Le commissaire Dion ne lancera donc pas d'enquête plus approfondie, comme le lui permettait la loi, et considère que cette affaire est maintenant close.

En septembre dernier, le Commissariat à l'intégrité du secteur public avait soumis au commissaire Dion une allégation de conflit d'intérêts visant M. Wernick, concernant son comportement alors qu'il était le plus haut fonctionnaire du pays. De tels recours nécessitent que le commissaire fédéral à l'éthique examine la question et publie ensuite un rapport.

Le Commissariat à l'intégrité du secteur public est un organisme fédéral indépendant créé en 2007 par la Loi sur la protection des fonctionnaires divulgateurs d'actes répréhensibles.

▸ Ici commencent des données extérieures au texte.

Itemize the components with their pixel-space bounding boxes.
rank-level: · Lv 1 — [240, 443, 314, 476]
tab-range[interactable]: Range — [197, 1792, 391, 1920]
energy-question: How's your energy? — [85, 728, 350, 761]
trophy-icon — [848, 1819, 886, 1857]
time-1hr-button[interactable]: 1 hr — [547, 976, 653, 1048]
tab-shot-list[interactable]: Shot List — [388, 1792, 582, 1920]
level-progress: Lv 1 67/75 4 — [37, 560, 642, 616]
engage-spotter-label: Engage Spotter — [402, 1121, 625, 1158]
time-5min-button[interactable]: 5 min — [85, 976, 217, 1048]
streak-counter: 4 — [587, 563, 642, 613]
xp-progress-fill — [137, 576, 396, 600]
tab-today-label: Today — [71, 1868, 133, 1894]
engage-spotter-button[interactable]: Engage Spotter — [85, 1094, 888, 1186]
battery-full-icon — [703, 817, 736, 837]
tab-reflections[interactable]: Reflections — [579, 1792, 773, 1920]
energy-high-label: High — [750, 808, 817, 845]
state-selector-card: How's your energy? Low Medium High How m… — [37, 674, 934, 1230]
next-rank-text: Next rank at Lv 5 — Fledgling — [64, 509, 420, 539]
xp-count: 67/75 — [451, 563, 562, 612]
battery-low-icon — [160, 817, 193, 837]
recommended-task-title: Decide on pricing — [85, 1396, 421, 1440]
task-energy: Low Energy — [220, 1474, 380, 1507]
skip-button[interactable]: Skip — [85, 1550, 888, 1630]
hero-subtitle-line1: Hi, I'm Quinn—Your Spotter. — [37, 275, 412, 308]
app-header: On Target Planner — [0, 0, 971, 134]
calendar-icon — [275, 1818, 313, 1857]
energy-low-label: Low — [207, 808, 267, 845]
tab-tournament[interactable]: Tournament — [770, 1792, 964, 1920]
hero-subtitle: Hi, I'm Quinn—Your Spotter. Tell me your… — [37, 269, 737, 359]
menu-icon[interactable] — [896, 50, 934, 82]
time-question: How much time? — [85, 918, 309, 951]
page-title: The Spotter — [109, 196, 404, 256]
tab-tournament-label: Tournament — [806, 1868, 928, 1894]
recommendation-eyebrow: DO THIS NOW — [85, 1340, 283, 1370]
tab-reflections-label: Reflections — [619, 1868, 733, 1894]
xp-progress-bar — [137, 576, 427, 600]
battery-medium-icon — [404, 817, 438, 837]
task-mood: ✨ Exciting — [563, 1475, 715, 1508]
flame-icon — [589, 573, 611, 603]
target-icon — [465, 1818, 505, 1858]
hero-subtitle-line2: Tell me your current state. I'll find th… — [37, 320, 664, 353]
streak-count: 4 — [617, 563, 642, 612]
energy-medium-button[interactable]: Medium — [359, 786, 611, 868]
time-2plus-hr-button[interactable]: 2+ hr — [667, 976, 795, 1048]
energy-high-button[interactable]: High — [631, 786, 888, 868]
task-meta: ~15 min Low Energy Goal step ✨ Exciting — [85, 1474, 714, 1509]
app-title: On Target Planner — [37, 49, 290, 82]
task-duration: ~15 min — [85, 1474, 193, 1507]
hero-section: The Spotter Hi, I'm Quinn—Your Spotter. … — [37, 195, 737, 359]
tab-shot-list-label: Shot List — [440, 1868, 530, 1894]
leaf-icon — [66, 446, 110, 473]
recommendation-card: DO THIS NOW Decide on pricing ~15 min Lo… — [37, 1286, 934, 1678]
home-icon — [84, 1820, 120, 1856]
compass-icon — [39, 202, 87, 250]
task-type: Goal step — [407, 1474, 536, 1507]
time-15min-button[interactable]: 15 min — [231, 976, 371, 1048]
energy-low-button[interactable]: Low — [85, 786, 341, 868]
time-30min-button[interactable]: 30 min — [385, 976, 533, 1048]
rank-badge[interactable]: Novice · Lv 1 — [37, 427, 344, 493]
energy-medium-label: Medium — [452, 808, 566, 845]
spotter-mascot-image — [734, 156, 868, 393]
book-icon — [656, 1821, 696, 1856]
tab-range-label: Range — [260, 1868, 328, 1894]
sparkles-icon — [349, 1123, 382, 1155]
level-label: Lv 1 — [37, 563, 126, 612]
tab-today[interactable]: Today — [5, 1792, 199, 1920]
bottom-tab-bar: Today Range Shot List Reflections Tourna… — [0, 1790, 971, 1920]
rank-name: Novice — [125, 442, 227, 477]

Une personne non identifiée a soutenu devant ce commissaire à l'intégrité que M. Wernick avait exercé des pressions inappropriées sur Jody Wilson-Raybould, alors ministre de la Justice et procureure générale, afin qu'elle poursuive les négociations avec SNC-Lavalin en vue de conclure un accord de poursuite suspendue. Celui-ci aurait permis à la firme montréalaise d'éviter d'être poursuivie pour corruption et fraude.

La filiale SNC-Lavalin Construction a plaidé coupable en décembre d'une accusation de fraude de plus de 5000 $, paiera une amende de 280 millions de dollars et fera l'objet d'une ordonnance de probation de trois ans.